I have three scenarios for this:
1. British North America here includes Cuba, another slave territory, captured in 1740, as well as Cartagena de Indias and its surrounding land. Cuba had a number of settlers from Scotland, Ireland, Georgia, and the Carolinas, and is culturally part of the south, though separated by Spanish Florida. Cartagena is separate and holds around 23,000 British and several thousand slaves.
The French and Indian War proceeded much like OTL; Britain gained Florida; though the Seven Years' War in Europe resulted in Prussia demanding compensation, which it received in the form of Guadeloupe and Martinique, from France. France did receive Hispaniola, though it would lose it in the Napoleonic Wars. Acadian expulsions led to increased settlement in the Louisiana Territory, which the Acadiens expected to become French. Rather than disperse, they remained together.
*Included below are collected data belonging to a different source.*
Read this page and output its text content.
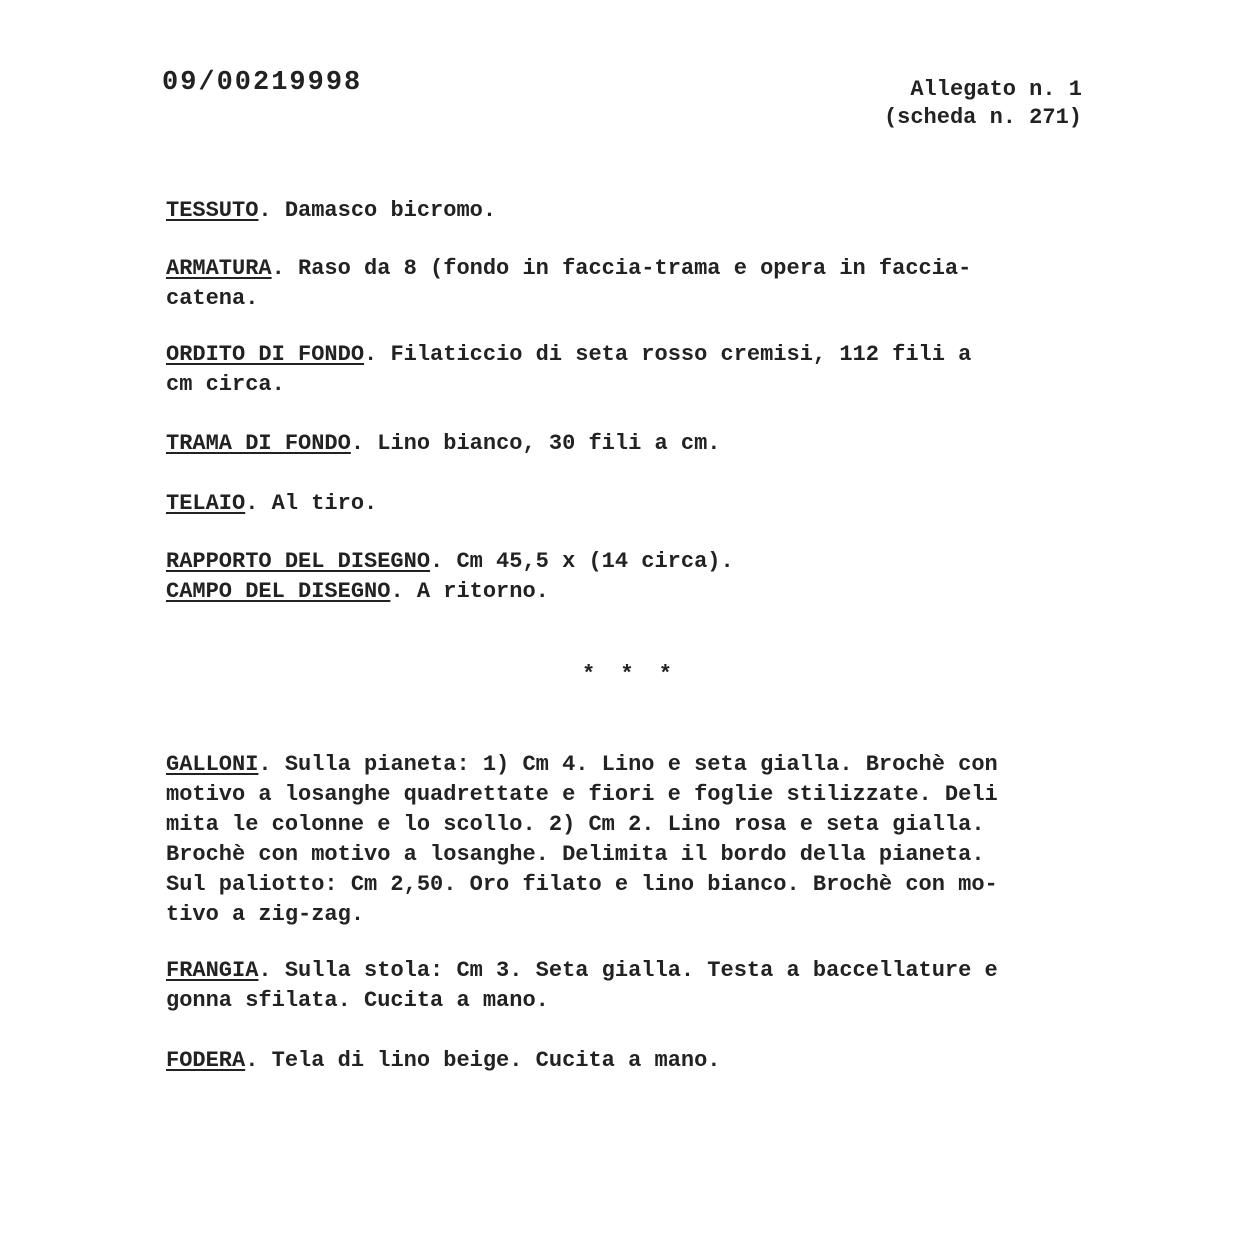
09/00219998	Allegato n. 1
(scheda n. 271)
TESSUTO. Damasco bicromo.
ARMATURA. Raso da 8 (fondo in faccia-trama e opera in faccia-
catena.
ORDITO DI FONDO. Filaticcio di seta rosso cremisi, 112 fili a
cm circa.
TRAMA DI FONDO. Lino bianco, 30 fili a cm.
TELAIO. Al tiro.
RAPPORTO DEL DISEGNO. Cm 45,5 x (14 circa).
CAMPO DEL DISEGNO. A ritorno.
* * *
GALLONI. Sulla pianeta: 1) Cm 4. Lino e seta gialla. Brochè con
motivo a losanghe quadrettate e fiori e foglie stilizzate. Deli
mita le colonne e lo scollo. 2) Cm 2. Lino rosa e seta gialla.
Brochè con motivo a losanghe. Delimita il bordo della pianeta.
Sul paliotto: Cm 2,50. Oro filato e lino bianco. Brochè con mo-
tivo a zig-zag.
FRANGIA. Sulla stola: Cm 3. Seta gialla. Testa a baccellature e
gonna sfilata. Cucita a mano.
FODERA. Tela di lino beige. Cucita a mano.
This revolution proceeded much like ours, leading into 1776, but with the "Intolerable Acts" affecting Canada, Nova Scotia, and Cuba. Americans were able, with French help, to secure Cuba, and even Bermuda and the Bahamas. Expelled from North America, the British king falls into delerium, and George IV comes into regency sooner. The British government comes into a 'settler craze' for new lands. British Honduras came into being in 1785-6 with a brief on the ground war pushing inland, and the Mosquito Coast became British Central America. Spain's Empire begins fracturing at this, with British Loyalists landing at BH, MC, and what would be called British Columbia. Soon, Britain even settles New Caledonia and Patagonia, unclaimed and unsettled lands. George IV, with Pitt and Fox working together, is not as inconsequential, and pushes Parliament to increase settlers for a truly Britannic Empire across the world.
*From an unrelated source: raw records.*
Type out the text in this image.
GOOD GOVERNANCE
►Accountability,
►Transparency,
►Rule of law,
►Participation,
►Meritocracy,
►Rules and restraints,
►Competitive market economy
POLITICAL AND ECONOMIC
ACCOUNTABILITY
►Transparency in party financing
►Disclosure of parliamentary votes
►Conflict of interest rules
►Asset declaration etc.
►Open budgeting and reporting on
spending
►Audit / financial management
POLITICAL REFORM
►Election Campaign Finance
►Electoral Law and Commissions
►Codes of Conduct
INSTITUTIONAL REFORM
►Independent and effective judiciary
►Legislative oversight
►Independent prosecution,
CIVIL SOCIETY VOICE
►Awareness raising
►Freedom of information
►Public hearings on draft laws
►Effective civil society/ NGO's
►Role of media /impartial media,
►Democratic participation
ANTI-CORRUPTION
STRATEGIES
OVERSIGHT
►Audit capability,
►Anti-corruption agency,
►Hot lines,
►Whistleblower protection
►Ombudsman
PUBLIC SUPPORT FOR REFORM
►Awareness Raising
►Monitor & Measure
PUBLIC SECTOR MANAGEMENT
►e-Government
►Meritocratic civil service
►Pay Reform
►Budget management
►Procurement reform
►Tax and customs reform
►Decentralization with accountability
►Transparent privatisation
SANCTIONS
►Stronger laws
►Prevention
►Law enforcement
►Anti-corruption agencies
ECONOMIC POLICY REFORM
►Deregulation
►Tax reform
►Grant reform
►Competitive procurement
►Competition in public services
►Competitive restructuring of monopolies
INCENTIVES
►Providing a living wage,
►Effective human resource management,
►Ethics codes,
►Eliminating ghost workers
2. Same as 1, but British Cuba remains isolated from the American Revolution and becomes the big stop-off for thousands of loyalists, making it a very loyal island for the British, and making the Caribbean, a "British Lake." The British manage a capture of Hispaniola here also. Loyalists make British Cuba, British Columbia, British Honduras, and the Mosquito Coast increasingly British, and push inward, leading to a Central American war with Spain. With its military leaving America, and not much left to secure Rupert's Land, the British Navy sails for, and secures British Honduras far inland, and pushes the Mosquito Coast to the Pacific. Even British Columbia swells with its military power. Spain's colonies begin growing chaotic and start breaking, leading Spain to send its own forces to quell the rebellions. The unfortunate effect is to tamper the income from the colonies, dampen colonization, and lead to a further downward spiral of its colonies.
3. British colonies are the same as OTL, but they lose Canada/Quebec and Nova Scotia. Where do the Loyalists go?
The question is, in either scenario, what's the reaction in Britain to losing all of North America? Who drops out of power, and who stays? What's the most likely effect on the British Empire? Do they try for more or hold and kind of stagnate? And which kind of British government could press for more colonization and territory for the crown? British 18th/19th century politics is not a strong suit, so any assistance here would be greatly appreciated.